Jane Austen was born in Steventon, Hampshire, England on Dec. 16, 1775. She was a female writer, and though it was difficult to be a female writer at this time, Austen published her novels under the name, “by a lady.”

Her first three novels garnered fame and money, it was not until after her death in 1817 when her brother Henry Austen revealed to the public that J. Austen was the author. What really made her famous was at the end of the century when the first biography of her was written by her nephew, James Edward Austen-Leigh.

All of Austen’s novels deal with the choices involved in being a women. Austen’s heroines are known as strong, witty women, especially “Pride and Prejudice’s Elizabeth Bennet. She was one of the first authors to suggest that women should marry for love. She used her romantic novels “as a mouthpiece for social commentary.”

Senior Emma Steward said, “her novels are still relevant today, with well-written female characters.”

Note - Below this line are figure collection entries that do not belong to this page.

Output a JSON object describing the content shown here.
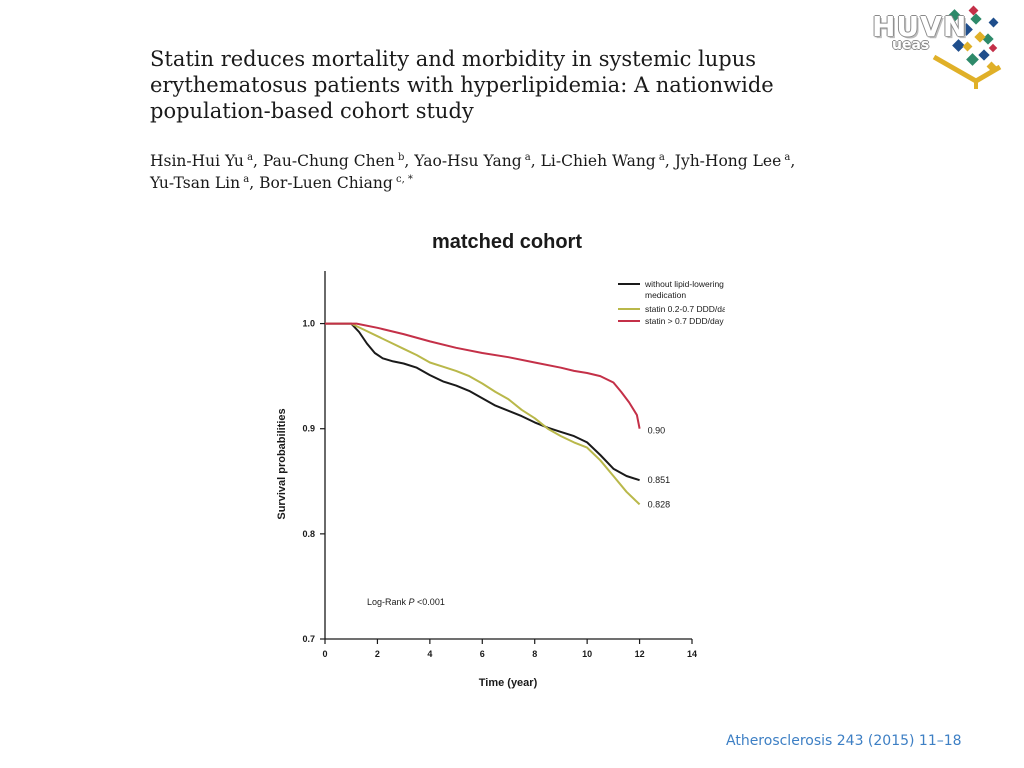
{
  "paper": {
    "title": "Statin reduces mortality and morbidity in systemic lupus erythematosus patients with hyperlipidemia: A nationwide population-based cohort study",
    "authors": [
      {
        "name": "Hsin-Hui Yu",
        "aff": "a"
      },
      {
        "name": "Pau-Chung Chen",
        "aff": "b"
      },
      {
        "name": "Yao-Hsu Yang",
        "aff": "a"
      },
      {
        "name": "Li-Chieh Wang",
        "aff": "a"
      },
      {
        "name": "Jyh-Hong Lee",
        "aff": "a"
      },
      {
        "name": "Yu-Tsan Lin",
        "aff": "a"
      },
      {
        "name": "Bor-Luen Chiang",
        "aff": "c, *"
      }
    ],
    "citation": "Atherosclerosis 243 (2015) 11–18"
  },
  "logo": {
    "text": "HUVN",
    "subtext": "ueas"
  },
  "chart_data": {
    "type": "line",
    "title": "matched cohort",
    "xlabel": "Time (year)",
    "ylabel": "Survival probabilities",
    "xlim": [
      0,
      14
    ],
    "ylim": [
      0.7,
      1.05
    ],
    "xticks": [
      0,
      2,
      4,
      6,
      8,
      10,
      12,
      14
    ],
    "yticks": [
      0.7,
      0.8,
      0.9,
      1.0
    ],
    "ytick_labels": [
      "0.7",
      "0.8",
      "0.9",
      "1.0"
    ],
    "grid": false,
    "legend_position": "top-right",
    "annotation": "Log-Rank P <0.001",
    "series": [
      {
        "name": "without lipid-lowering medication",
        "color": "#1a1a1a",
        "end_label": "0.851",
        "points": [
          [
            0,
            1.0
          ],
          [
            1.0,
            1.0
          ],
          [
            1.3,
            0.992
          ],
          [
            1.6,
            0.981
          ],
          [
            1.9,
            0.972
          ],
          [
            2.2,
            0.967
          ],
          [
            2.6,
            0.964
          ],
          [
            3.0,
            0.962
          ],
          [
            3.5,
            0.958
          ],
          [
            4.0,
            0.951
          ],
          [
            4.5,
            0.945
          ],
          [
            5.0,
            0.941
          ],
          [
            5.5,
            0.936
          ],
          [
            6.0,
            0.929
          ],
          [
            6.5,
            0.922
          ],
          [
            7.0,
            0.917
          ],
          [
            7.5,
            0.912
          ],
          [
            8.0,
            0.906
          ],
          [
            8.5,
            0.901
          ],
          [
            9.0,
            0.897
          ],
          [
            9.5,
            0.893
          ],
          [
            10.0,
            0.887
          ],
          [
            10.5,
            0.875
          ],
          [
            11.0,
            0.862
          ],
          [
            11.5,
            0.855
          ],
          [
            12.0,
            0.851
          ]
        ]
      },
      {
        "name": "statin 0.2-0.7 DDD/day",
        "color": "#b9b84a",
        "end_label": "0.828",
        "points": [
          [
            0,
            1.0
          ],
          [
            1.0,
            1.0
          ],
          [
            1.5,
            0.994
          ],
          [
            2.0,
            0.988
          ],
          [
            2.5,
            0.982
          ],
          [
            3.0,
            0.976
          ],
          [
            3.5,
            0.97
          ],
          [
            4.0,
            0.963
          ],
          [
            4.5,
            0.959
          ],
          [
            5.0,
            0.955
          ],
          [
            5.5,
            0.95
          ],
          [
            6.0,
            0.943
          ],
          [
            6.5,
            0.935
          ],
          [
            7.0,
            0.928
          ],
          [
            7.5,
            0.918
          ],
          [
            8.0,
            0.91
          ],
          [
            8.5,
            0.9
          ],
          [
            9.0,
            0.893
          ],
          [
            9.5,
            0.887
          ],
          [
            10.0,
            0.882
          ],
          [
            10.5,
            0.87
          ],
          [
            11.0,
            0.855
          ],
          [
            11.5,
            0.84
          ],
          [
            12.0,
            0.828
          ]
        ]
      },
      {
        "name": "statin > 0.7 DDD/day",
        "color": "#c43048",
        "end_label": "0.90",
        "points": [
          [
            0,
            1.0
          ],
          [
            1.2,
            1.0
          ],
          [
            2.0,
            0.996
          ],
          [
            3.0,
            0.99
          ],
          [
            4.0,
            0.983
          ],
          [
            5.0,
            0.977
          ],
          [
            6.0,
            0.972
          ],
          [
            7.0,
            0.968
          ],
          [
            8.0,
            0.963
          ],
          [
            9.0,
            0.958
          ],
          [
            9.5,
            0.955
          ],
          [
            10.0,
            0.953
          ],
          [
            10.5,
            0.95
          ],
          [
            11.0,
            0.944
          ],
          [
            11.3,
            0.935
          ],
          [
            11.6,
            0.925
          ],
          [
            11.9,
            0.913
          ],
          [
            12.0,
            0.9
          ]
        ]
      }
    ]
  }
}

“Pride and Prejudice” was voted The Book the Nation Can’t Do Without by The Guardian in 2007. Austen’s contributions to literature cannot be overstated, her books have been made into countless movies and spin-offs. Austen focused on what she knew, featuring parochial and domestic scenes featuring wit and social commentary, the oppression of patriarchy, romance and morals.


“The person, be it gentleman or lady, who has not pleasure in a good novel, must be intolerably stupid.”